The main piece of an entity used with a JDBC data source is the query attribute, which is the SQL query to be evaluated. You'll notice that this query involves some sub-queries, which are made into arrays and then transformed into strings joined by spaces. The particular functions used to do these sorts of things are generally database specific. This is done to shoe-horn multi-valued data into a single row in the results. It may create a more complicated query, but it does mean that the database does all of the heavy lifting so that all of the data Solr needs for an artist is in the row. An alternative with DIH is to declare other entities within the entity. If you aren't using a database or if you wish to mix in another data source (even if it's of a different type), then you will be forced to do that. See the Solr DIH Wiki page for examples: http://wiki.apache.org/solr/DataImportHandler.

The DIH also supports a delta query, which is a query that selects time-stamped data with dates after the last queried date. This won't be covered here, but you can find more information at the previous URL.

DIH fields and transformers

Within the <entity/> are some <field/>elements that declare how the columns in the query map to Solr. The field element must have a column attribute that matches the corresponding named column in the SQL query. The name attribute is the Solr schema field name that the column is going into. If it is not specified (and it never is for our example), then it defaults to the column name.

Use the SQL as a keyword as we've done to use the same names as the Solr schema instead of the database schema. This reduces the number of explicit mappings needed in <field/> elements and shortens existing ones.

When a column in the result can be placed directly into Solr without further processing, there is no need to specify the field declaration, because it is implied.

An attribute of the entity declaration that we didn't mention yet is transformer. This declares a comma-separated list of transformers that manipulate the transfer of data from the JDBC resultset into a Solr field. These transformers evaluate a field, if it has an attribute it uses to do its job. More than one might operate on a given field. Therefore, the order in which the transformers are declared in matters. Here are the attributes we've used:

template: It is used by TemplateTransformer and declares text, which might include variable name substitutions using ${name} syntax. To access an existing field, use the entityname.columnname syntax.

splitBy: It is used by RegexTransformer and splits a single string value into a multi-value by looking for the specified character.
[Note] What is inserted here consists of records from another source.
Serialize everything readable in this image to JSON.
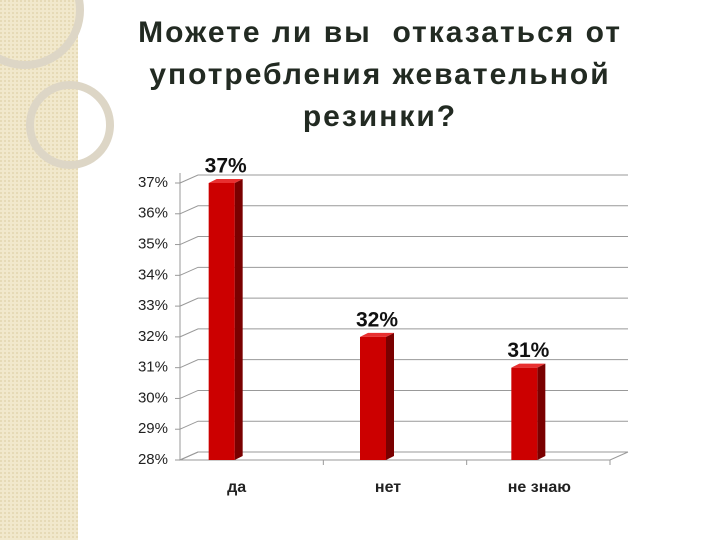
{
  "chart_data": {
    "type": "bar",
    "title": "Можете ли вы  отказаться от употребления жевательной резинки?",
    "categories": [
      "да",
      "нет",
      "не знаю"
    ],
    "values": [
      37,
      32,
      31
    ],
    "value_labels": [
      "37%",
      "32%",
      "31%"
    ],
    "color": "#cc0000",
    "ylim": [
      28,
      37
    ],
    "yticks": [
      {
        "value": 28,
        "label": "28%"
      },
      {
        "value": 29,
        "label": "29%"
      },
      {
        "value": 30,
        "label": "30%"
      },
      {
        "value": 31,
        "label": "31%"
      },
      {
        "value": 32,
        "label": "32%"
      },
      {
        "value": 33,
        "label": "33%"
      },
      {
        "value": 34,
        "label": "34%"
      },
      {
        "value": 35,
        "label": "35%"
      },
      {
        "value": 36,
        "label": "36%"
      },
      {
        "value": 37,
        "label": "37%"
      }
    ],
    "grid": true
  }
}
dateTimeFormat: It is used by DateFormatTransformer. This is a Java date/time format pattern http://java.sun.com/j2se/1.5.0/docs/api/java/text/SimpleDateFormat.html). If the type of the field in the schema is a date, then it is necessary to ensure Solr can interpret the format. Alternatively, ensure that the string matches the ISO-8601 format, which looks like this: 1976-10-23T23:59:59.000Z. As in all cases in Solr, when specifying dates you can use its so-called "DateMath" syntax such as appending /DAY to tell Solr to round the date to a day.